Trapped by his hot gaze, she almost trembled. “If I’m honest, I’m a little bothered. I’m not sure what will happen if the crew think I spent the night in here with you. But I am sure I’m prepared to deal with whatever scuttlebutt erupts.” She swallowed hard, feeling like her fate turned on this moment, that whatever happened next would mark the path of her life to come. She had to get it right. She took a breath. “I’ve loved you for such a long time. I’ve just been running away from it. I don’t want to do that anymore.”
She moved closer, and pressed her lips to his briefly, the most tentative of kisses, still afraid he would push her away, her heart beating furiously. The moment stretched to eternity.
Finally, he drew her closer, and kissed her back, pulling her in deep. His lips were soft and gentle, yet heat surged through her like a supernova.
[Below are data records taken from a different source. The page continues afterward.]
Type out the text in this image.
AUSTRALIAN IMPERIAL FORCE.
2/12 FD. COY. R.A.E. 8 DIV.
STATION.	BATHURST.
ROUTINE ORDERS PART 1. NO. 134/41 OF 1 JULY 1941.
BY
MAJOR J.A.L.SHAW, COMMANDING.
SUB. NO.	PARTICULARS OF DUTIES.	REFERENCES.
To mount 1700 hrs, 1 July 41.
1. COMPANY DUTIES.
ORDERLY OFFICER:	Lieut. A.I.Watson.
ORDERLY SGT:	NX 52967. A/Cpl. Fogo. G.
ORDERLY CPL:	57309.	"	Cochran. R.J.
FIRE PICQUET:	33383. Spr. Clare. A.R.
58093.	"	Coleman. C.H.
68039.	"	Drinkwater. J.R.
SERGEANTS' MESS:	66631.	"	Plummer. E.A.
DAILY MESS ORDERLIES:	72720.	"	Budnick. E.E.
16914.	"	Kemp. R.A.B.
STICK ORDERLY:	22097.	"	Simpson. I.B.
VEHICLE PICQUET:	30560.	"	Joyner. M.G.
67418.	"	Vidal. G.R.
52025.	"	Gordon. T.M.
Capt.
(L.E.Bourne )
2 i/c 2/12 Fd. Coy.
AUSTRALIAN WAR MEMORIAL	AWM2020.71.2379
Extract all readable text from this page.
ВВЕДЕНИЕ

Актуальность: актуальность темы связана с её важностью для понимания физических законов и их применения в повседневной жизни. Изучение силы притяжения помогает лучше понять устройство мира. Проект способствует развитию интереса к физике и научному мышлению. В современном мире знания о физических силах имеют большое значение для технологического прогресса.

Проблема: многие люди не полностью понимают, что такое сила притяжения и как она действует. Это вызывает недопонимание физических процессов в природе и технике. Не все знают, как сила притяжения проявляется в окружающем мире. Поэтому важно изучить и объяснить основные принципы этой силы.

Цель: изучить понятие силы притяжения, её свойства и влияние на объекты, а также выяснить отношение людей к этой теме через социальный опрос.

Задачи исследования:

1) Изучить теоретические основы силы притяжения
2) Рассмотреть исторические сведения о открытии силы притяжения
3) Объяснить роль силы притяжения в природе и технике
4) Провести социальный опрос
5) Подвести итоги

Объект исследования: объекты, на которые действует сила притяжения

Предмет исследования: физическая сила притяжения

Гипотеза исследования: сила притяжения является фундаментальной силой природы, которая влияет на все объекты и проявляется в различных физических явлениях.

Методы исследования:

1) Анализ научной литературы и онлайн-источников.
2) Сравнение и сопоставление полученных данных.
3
The kiss left her gasping, her heart racing, as if time stopped and she was falling into the heart of a darkstar.
She caught her breath. She was bent over a little awkwardly, so he stretched over to pull back the covers. “Lie down with me, Kathryn,” he whispered.
She settled herself on the bed, moving close to him, careful not to touch his injured hip, looking deep into those expressive brown eyes. “All right, I’ll admit it,” she said softly. “That was a kiss to die for.”
His smile seemed to light up the whole world. “No,” he said, touching her face tenderly, with an eternity of promises in his eyes. “That was a kiss worth living for.”